Sorumluların mahkemeye çıkarılmamasına da ailelerin mahkeme salonlarına alınmamasına da Çorlu tren katliamı davası ve aynı nitelikteki pek çok davadan alışığız. İşçi ailelerini, gazetecileri ve tüm halkı davadan yalıtmak istemelerinin nedeni, hiçbir önlem almayarak 7 işçinin hayatını kaybetmesine sebep olan patronun hak ettiği cezayı almasının önüne geçmektir. Yakınlarını kaybeden aileler de aynı bilinçle mahkeme önlerinde nöbet tutmaktadır. Paramparça cenazeleri teslim alamadıklarını söyleyen ailelerin “parası olanın üç gün yatıp çıkacağı”na dair öngörüsü ile mahkeme kapılarında seslerini duyurma gayretleri, geçmiş işçi katliamı deneyimlerinden gelmektedir.

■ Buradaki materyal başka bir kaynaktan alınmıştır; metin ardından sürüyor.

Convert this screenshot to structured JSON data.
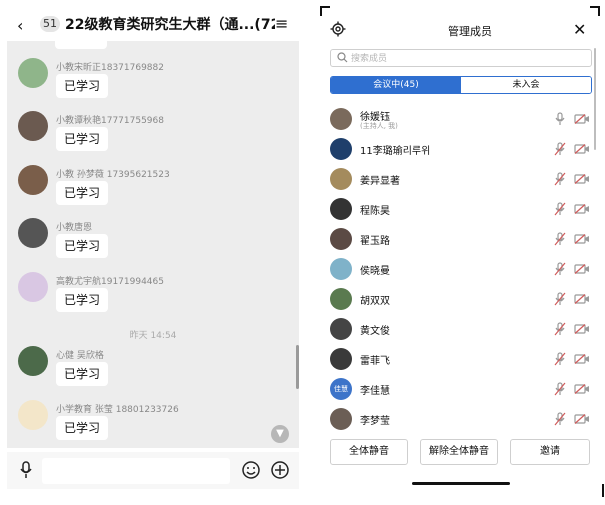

Hendek katliamında hayatını kaybeden işçilerin aileleri bu bilinç ve kararlılıkla, parası olan üç gün yatıp çıkmasın diye, tüm halkı davalarına sahip çıkmaya, seslerine ses olmaya davet ediyor.
Hendek katliamının hesabını sormak için dayanışmaya, mücadeleye
Hendek katliamında yaşamını yitiren işçilerin aileleri, tüm engelleme çabalarına rağmen davanın peşindedir. Ailelerle dayanışma göstermek adına 300’ü aşkın avukat dava dosyasına yetki belgesi göndermiştir. Mühendis odaları, dernekler ve siyasi partiler davayı takibi sürdürmektedir. Yaşar Coşkun’un elini kolunu sallaya sallaya işçilere mezar olan fabrikaya geri dönmesinin engellenmesi için tüm emekçi halkı Hendek katliamı davasını takip etmeye, işçi ailelerinin davasını sahiplenmeye, 15 Mart’ta görülecek olan sonraki duruşmaya desteğe çağırıyoruz.